Last but not least, une revendication qui est aussi importante peut-être que celle sur la loi esclavagiste : La même semaine que l’adoption de celle-ci, le gouvernement a fait passer une réforme judiciaire créant un nouveau tribunal sous le contrôle du ministère de la justice, avec des juges nommés par le ministre. Ce tribunal est sensé traiter d’affaires sensibles. Cela peut concerner des charcutages électoraux, la corruption, des affaires obscures diverses. Le mouvement demande aussi le retrait de cette loi.
On voit bien que le mouvement né en décembre n’est pas sectoriel – des gens qui ne sont pas concernés par la loi esclavagiste manifestent contre celle-ci ; et en ne se limitant pas à cette seule question et en incorporant d’autres revendications, c’est tout le système d’Orban qui est contesté, tout à fait consciemment en ce qui concerne de nombreux participants.
Le mouvement continue, moins fort en janvier qu’en décembre.

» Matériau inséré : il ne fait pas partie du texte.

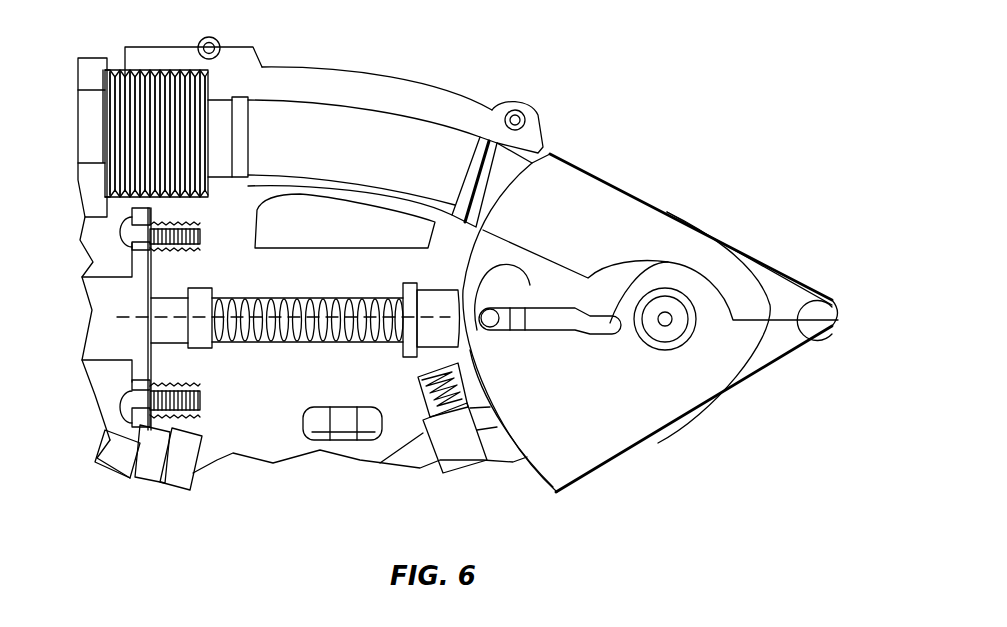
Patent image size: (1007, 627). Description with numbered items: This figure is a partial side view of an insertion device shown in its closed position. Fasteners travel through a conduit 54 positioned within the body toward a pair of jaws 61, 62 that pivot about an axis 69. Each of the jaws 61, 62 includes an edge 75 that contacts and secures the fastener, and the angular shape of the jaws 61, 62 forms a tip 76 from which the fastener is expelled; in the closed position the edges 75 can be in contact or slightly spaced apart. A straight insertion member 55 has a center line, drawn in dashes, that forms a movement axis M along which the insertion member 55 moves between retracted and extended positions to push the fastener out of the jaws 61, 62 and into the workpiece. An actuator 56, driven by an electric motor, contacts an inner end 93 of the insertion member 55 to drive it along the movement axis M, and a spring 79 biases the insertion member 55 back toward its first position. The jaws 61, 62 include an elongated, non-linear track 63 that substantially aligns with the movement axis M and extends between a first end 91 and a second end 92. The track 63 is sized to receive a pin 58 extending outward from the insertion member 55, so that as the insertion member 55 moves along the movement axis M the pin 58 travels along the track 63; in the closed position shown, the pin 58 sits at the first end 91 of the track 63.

The conduit 54 is at (340, 122).
The insertion member 55 is at (288, 327).
The actuator 56 is at (157, 337).
The pin 58 is at (492, 310).
The jaw 61 is at (545, 308).
The jaw 62 is at (770, 357).
The track 63 is at (575, 312).
The axis 69 is at (667, 318).
The edge 75 is at (810, 282).
The tip 76 is at (838, 313).
The spring 79 is at (243, 297).
The first end 91 is at (473, 327).
The second end 92 is at (610, 323).
The inner end 93 is at (225, 348).
The movement axis M is at (360, 340).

Le soutien des partis et syndicats est certainement un facteur de défense contre le régime. Mais il faut être conscient que, parmi les partis qui soutiennent le mouvement, ni les sociaux-démocrates ni les libéraux ne contestent le néolibéralisme sur le fond. Pourtant, que le mouvement continue, se ralentit ou reprend son souffle, quelque chose a changé dans la société hongroise. Une démonstration de force a été faite, et la contestation peut aussi se manifester sur d’autres questions. A noter la forte participation d’étudiants, qui ont été très actifs depuis plusieurs années contre la privatisation des universités et pour la gratuité des cours.
Un élément nouveau et prometteur est l’entrée en jeu de la classe ouvrière en tant que telle. Le 21 décembre, 4.000 ouvriers (sur13.000) de l’usine Audi à Györ ont débrayé contre la loi esclavagiste. En janvier, l’usine a fait grève sur des revendications salariales. Celles-ci partaient du fait que l’usine de Györ était le parent pauvre du groupe Volkswagen dans la région, où les ouvriers en Pologne, République tchèque et Slovaquie gagnent respectivement 39, 25 et 28 pour cent de plus.
La grève, qui a reçu une solidarité importante dans d’autres secteurs, s’est soldée par une victoire nette – 18% d’augmentation. Cela rappelle la grande grève de juin 2017 des ouvriers de Volkswagen en Slovaquie, qui a obtenu 14% d’augmentation. La victoire des ouvriers d’Audi peut encourager d’autres secteurs de faire grève. D’autant plus que ce n’est pas un cas isolé. A l’usine Mercedes on a obtenu une augmentation de 35%.
La victoire ne s’explique pas seulement par la combativité des ouvriers. Elle a démontré le point faible des chaînes de production des multinationales de l’automobile. Pendant 20 ans elles ont profité de l’accès à une force de travail bien formée et bon marché pour construire un réseau d’usines. Mais la force des firmes automobiles se révèle être aussi leur faiblesse. Il suffit que la machine se grippe à un endroit pour avoir des effets en série. Sans les moteurs qui sont fabriquées à Györ, la maison mère à Ingolstadt en Bavière a dû arrêter la production pendant deux jours, l’activité s’est ralentie à Bratislava et deux équipementiers partenaires en Hongrie étaient paralysés.
Quelles que soient les perspectives immédiates, ce qui se passe depuis décembre est très important pour la Hongrie. Mais ce n’est pas un cas isolé. A bien regarder, dans une région qui a dû encaisser le choc de l’imposition d’un capitalisme sauvage depuis 30 ans, cela bouge un peu partout. Il y a beaucoup de raisons pour penser que cela va continuer.